“Almost all love Russia and want to stay as far away from Turkey,” describes the Bloomberg consensus forecast of investment banks in 2017. Investors are betting on the fact that Russia is more among all developing countries would benefit from joining the White house, Donald trump. The rise in oil prices will support the ruble, which as of 28 December is the most profitable currency in the world.
The Russian currency promises great opportunities for deals carry trade (the earnings on the difference in interest rates. — ) in EMEA in the next 12 months, says UBS Group. The potential profitability of such operations with the ruble — 26 percent, estimates the Bank. Danish Danske Bank predicts that by the end of the first quarter the dollar will cost 60 rubles, and by the end of 2017 will drop to $ 53,20 RUB based on the price of Brent crude to $59 in the fourth quarter of 2017.
As at 15:00 GMT on Wednesday, 28 December, the ruble has been the best currency of the year in the world: the strengthening of the dollar since the beginning of the year was 21.5% (in second place — the Brazilian real from 21.1% growth), follows from the data Bloomberg terminal.
The capitalization of the Russian stock market since the beginning of the year to 27 December increased by 50.5% is $584 billion, follows from the data terminal.
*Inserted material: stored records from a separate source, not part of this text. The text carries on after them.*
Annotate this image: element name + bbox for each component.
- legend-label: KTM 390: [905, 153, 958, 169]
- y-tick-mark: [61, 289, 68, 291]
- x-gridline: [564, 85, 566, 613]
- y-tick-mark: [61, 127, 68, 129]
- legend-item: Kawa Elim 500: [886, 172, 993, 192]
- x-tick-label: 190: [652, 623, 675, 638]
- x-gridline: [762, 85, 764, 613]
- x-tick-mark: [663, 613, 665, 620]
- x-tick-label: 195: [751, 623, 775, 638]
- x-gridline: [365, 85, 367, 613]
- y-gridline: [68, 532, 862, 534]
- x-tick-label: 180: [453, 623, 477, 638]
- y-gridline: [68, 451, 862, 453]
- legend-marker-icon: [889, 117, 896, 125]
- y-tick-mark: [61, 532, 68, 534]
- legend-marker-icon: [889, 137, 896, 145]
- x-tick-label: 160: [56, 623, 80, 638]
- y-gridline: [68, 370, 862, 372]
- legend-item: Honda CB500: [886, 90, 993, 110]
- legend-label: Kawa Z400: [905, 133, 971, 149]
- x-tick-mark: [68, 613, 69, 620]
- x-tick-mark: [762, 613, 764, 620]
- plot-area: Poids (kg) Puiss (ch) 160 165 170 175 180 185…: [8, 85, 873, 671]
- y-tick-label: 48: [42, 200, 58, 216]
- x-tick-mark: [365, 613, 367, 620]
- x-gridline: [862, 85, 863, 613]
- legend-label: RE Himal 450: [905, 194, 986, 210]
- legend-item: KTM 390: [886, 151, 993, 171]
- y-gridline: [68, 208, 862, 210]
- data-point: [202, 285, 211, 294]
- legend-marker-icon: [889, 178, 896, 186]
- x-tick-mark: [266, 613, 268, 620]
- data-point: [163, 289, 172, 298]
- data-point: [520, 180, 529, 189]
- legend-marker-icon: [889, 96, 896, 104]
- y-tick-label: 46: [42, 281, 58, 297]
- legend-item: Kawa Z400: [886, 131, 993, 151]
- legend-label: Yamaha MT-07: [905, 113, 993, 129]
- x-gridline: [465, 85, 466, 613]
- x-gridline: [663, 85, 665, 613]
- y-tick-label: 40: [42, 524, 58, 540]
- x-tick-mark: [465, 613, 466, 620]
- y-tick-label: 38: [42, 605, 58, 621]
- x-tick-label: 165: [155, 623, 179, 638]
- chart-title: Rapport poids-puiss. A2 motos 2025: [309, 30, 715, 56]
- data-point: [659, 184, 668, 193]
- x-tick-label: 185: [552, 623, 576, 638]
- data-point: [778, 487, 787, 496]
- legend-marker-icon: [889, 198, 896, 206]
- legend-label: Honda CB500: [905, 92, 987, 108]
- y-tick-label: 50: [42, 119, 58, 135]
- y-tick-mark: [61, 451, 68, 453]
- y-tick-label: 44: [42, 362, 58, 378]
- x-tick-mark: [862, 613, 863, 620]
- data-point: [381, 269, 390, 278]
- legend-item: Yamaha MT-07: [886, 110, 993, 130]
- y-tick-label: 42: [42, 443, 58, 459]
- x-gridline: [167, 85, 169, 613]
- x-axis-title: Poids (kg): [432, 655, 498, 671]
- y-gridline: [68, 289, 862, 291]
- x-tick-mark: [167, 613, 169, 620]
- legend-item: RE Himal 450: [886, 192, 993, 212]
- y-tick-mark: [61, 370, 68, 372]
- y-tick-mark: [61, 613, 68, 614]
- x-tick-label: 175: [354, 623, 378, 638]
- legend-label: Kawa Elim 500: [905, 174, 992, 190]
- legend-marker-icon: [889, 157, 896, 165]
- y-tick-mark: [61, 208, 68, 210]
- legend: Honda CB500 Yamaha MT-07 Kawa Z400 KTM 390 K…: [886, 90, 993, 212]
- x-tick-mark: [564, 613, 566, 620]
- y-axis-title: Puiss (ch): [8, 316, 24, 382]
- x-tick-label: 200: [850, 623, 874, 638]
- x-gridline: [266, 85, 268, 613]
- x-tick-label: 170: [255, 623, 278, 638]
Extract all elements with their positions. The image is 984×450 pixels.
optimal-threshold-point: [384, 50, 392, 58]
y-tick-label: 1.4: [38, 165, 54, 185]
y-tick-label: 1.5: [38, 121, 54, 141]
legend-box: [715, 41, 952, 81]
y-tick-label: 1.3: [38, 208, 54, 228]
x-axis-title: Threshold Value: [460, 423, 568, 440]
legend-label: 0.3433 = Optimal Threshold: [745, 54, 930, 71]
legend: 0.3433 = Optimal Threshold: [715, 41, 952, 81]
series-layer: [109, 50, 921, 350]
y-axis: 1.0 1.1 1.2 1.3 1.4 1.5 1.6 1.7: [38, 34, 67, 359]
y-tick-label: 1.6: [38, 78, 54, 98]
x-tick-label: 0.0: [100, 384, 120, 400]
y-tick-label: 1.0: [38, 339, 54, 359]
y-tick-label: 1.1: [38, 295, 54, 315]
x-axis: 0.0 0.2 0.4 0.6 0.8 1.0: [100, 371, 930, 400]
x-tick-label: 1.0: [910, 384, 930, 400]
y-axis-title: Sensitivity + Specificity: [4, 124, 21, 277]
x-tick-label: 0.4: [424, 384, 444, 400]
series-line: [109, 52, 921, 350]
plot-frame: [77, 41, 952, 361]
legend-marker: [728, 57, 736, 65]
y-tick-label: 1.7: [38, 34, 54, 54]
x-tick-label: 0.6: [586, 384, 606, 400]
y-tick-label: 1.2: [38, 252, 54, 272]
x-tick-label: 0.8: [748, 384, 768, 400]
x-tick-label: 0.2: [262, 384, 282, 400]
But still it is less than the capitalization of only one company, Apple ($625 billion). Russian shares — “an obvious candidate” for foreign investment in 2017, says Dutch management company NN Investment Partners. The rise in oil prices, the strengthening ruble and inflation easing will be the impetus for the Bank of Russia to lower the rate, says Manager Nathan Griffiths (his words are quoted by Bloomberg).
Exchange traded funds ETFs focused on Russia, in 2016, showed some of the best results. According to the provider of information on such funds XTF.com the ten most profitable ETFs investing in equities of specific countries, included Direxion Daily Russia Bull 3x Shares (+119% since the beginning of the year, second place), VanEck Vectors Russia Small-Cap (+103%) and iShares MSCI Russia Capped ETF (+53%).
Surprises and risks
The investment community praised the economic policy of Russia in 2016, said Finance Minister Anton Siluanov on December 23 press briefing. The ruble is one of the most popular currencies at decreasing its volatility, capital outflows from the private sector for the year will be the lowest over the last five years, and the cost of borrowing for the government has declined to 8.4% from levels above 10% per annum in the beginning of the year were mentioned by the Minister. Wednesday, December 28, the Ministry of Finance placed this year’s last issue of OFZ bonds for 10 billion roubles with an average yield of 8.3% per annum.
In 2017, the Russian economy may surprise on the positive side, growth could reach 1.5% (with basic government forecast of 0.6%), the Finance Ministry said.
Deutsche Bank recommends in 2017 to be put on the Russian government bonds, believing that Russia will benefit from improved relations with the United States at the trump. In 2016, the Russian ruble-denominated debt offered investors income at 35.7%, the second best figure in the Bloomberg Emerging Market Local Sovereign Index, after Brazil (data as of 15:00 GMT on 28 December).
Investors see Russia as a “haven” among emerging markets, agrees the chief economist of “Renaissance Capital” in Russia and the CIS Oleg Kuzmin. “We believe that the price growth potential of Russian local bond more than the internal bonds of other developing countries, given the expected further decline in inflation and reduction of interest rates by the Central Bank. For stock prospects are also quite good — yet the economy next year will show growth after two years of recession,” he says. More difficult is the case with Eurobonds — they are, says Kuzmin, will move “in the same direction as bonds of other developing countries.”
But there are risks, says the economist. First, is the fall in oil prices. There are risks in connection with possible sharp changes of rate of FRS of USA. If she grows up to within a percent, Russia will react to it neutrally, but if growth is significantly above the consensus forecast, it can have a negative impact on the Russian economy, says Kuzmin. Among domestic risks, the analyst points to a possible violation of the strategy of fiscal consolidation and, as a consequence, the preservation of the deficit at a consistently high level. The rouble can fall in price, if the deal OPEC and countries outside the cartel, to reduce oil production will not be realized, warns Danske Bank economist Vladimir miklashevskii.